I am expecting/hoping that generation by behavioral templates will result in code having some of the probabilistic properties seen in human code, removing the need for purely random generation driven by low level language probability measurements. For instance, the probability of a local variable appearing in a function is proportional to the percentage of its previous occurrences up to that point in the source of the function (
percentage = occurrences_of_X / occurrences_of_all_local_variables
) and I am hoping that this property appears as emergent behavior from generating using the role of variable template. - Story telling. A program is like the plot of a story, it has a cast of characters (e.g., classes, functions, libraries) that perform various actions and interact with each other in order to achieve various goals, there are subplots (intermediate results are calculated, devices are initialized, etc), there are resource limits, etc.
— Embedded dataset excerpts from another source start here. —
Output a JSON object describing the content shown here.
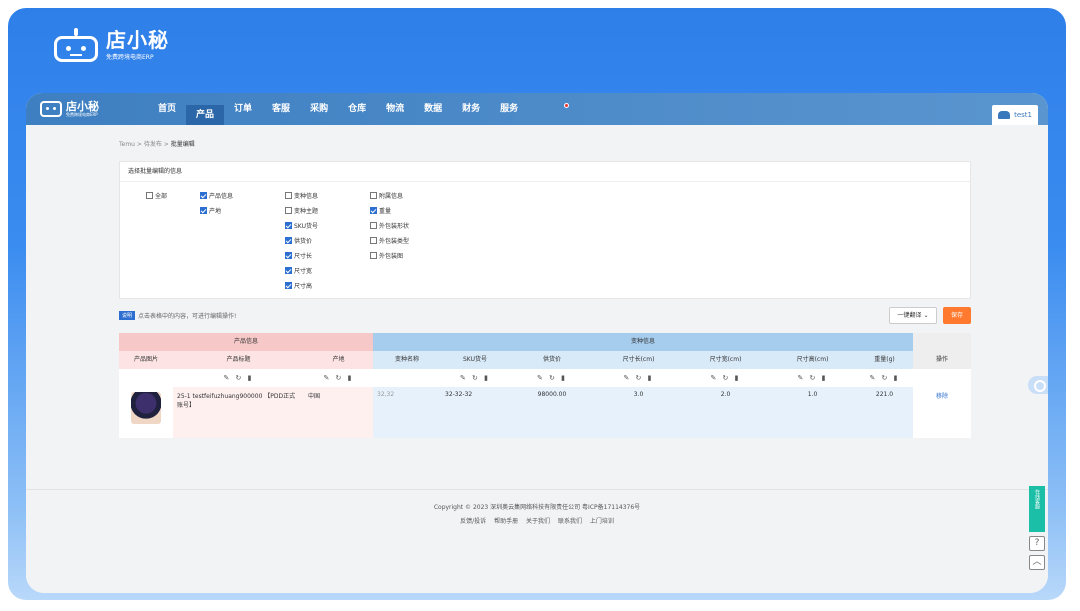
{
  "brand": {
    "name": "店小秘",
    "subtitle": "免费跨境电商ERP",
    "nav_sub": "免费跨境电商ERP"
  },
  "nav": {
    "items": [
      "首页",
      "产品",
      "订单",
      "客服",
      "采购",
      "仓库",
      "物流",
      "数据",
      "财务",
      "服务"
    ],
    "active": "产品",
    "user": "test1"
  },
  "breadcrumb": {
    "items": [
      "Temu",
      "待发布",
      "批量编辑"
    ],
    "sep": ">"
  },
  "panel": {
    "title": "选择批量编辑的信息",
    "all": {
      "label": "全部",
      "checked": false
    },
    "col1": [
      {
        "label": "产品信息",
        "checked": true
      },
      {
        "label": "产地",
        "checked": true
      }
    ],
    "col2": [
      {
        "label": "变种信息",
        "checked": false
      },
      {
        "label": "变种主题",
        "checked": false
      },
      {
        "label": "SKU货号",
        "checked": true
      },
      {
        "label": "供货价",
        "checked": true
      },
      {
        "label": "尺寸长",
        "checked": true
      },
      {
        "label": "尺寸宽",
        "checked": true
      },
      {
        "label": "尺寸高",
        "checked": true
      }
    ],
    "col3": [
      {
        "label": "附属信息",
        "checked": false
      },
      {
        "label": "重量",
        "checked": true
      },
      {
        "label": "外包装形状",
        "checked": false
      },
      {
        "label": "外包装类型",
        "checked": false
      },
      {
        "label": "外包装图",
        "checked": false
      }
    ]
  },
  "hint": {
    "tag": "说明",
    "text": "点击表格中的内容，可进行编辑操作!"
  },
  "actions": {
    "translate": "一键翻译 ⌄",
    "save": "保存"
  },
  "table": {
    "group_product": "产品信息",
    "group_variant": "变种信息",
    "headers": [
      "产品图片",
      "产品标题",
      "产地",
      "变种名称",
      "SKU货号",
      "供货价",
      "尺寸长(cm)",
      "尺寸宽(cm)",
      "尺寸高(cm)",
      "重量(g)",
      "操作"
    ],
    "op_icons": "✎ ↻ ▮",
    "row": {
      "title": "25-1 testfeifuzhuang900000 【PDD正式账号】",
      "origin": "中国",
      "variant": "32,32",
      "sku": "32-32-32",
      "price": "98000.00",
      "length": "3.0",
      "width": "2.0",
      "height": "1.0",
      "weight": "221.0",
      "remove": "移除"
    }
  },
  "footer": {
    "copyright": "Copyright © 2023 深圳奥云集网络科技有限责任公司  粤ICP备17114376号",
    "links": [
      "反馈/投诉",
      "帮助手册",
      "关于我们",
      "联系我们",
      "上门培训"
    ]
  },
  "float": {
    "label": "在线客服",
    "help": "?",
    "top": "︿"
  },
  "colors": {
    "nav": "#3e7fc1",
    "save": "#ff7a2e",
    "accent": "#2c6fd0"
  }
}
While a lot of stories are application domain specific there are subplots common to many stories; also how a story is told can be heavily influenced by the language used, for instance Prolog programs have a completely different structure than those written in procedural languages such as Java. I want to stay away from being application specific and I don’t plan to tackle languages too far outside the common-or-garden procedural variety.
Researchers have created automatic story generators; the early generators were template based while more recent systems have used an agent based approach. Story based generation of code is my ideal, but I am a long way away from having enough knowledge of developer behavior to be more than template based.
In a previous post I described a system for automatically generating very simply C programs. I plan to build on this system to incrementally improve the ‘humanness’ of the generated code. At some point, hopefully before the end of this year, I will challenge people to tell the difference between automatically generated and human written code.
The language I have studied the most is C and this will be the main target. I don’t want to be overly C specific and am trying to decide on a good second language (i.e., lots of source available for measurement, used by lots of developers and not too different from C). JavaScript is the current front runner, it is a class-less object oriented language which is not ‘wildly’ OO (the patterns of usage in human written OO code continue to evolve at a rapid rate which can make a lot of human C++/Java code look automatically generated).
As well as being a test bed for understanding of human generated code other uses for an automatic generator include compiler stress testing and providing code snippets to an automated fault fixing tool.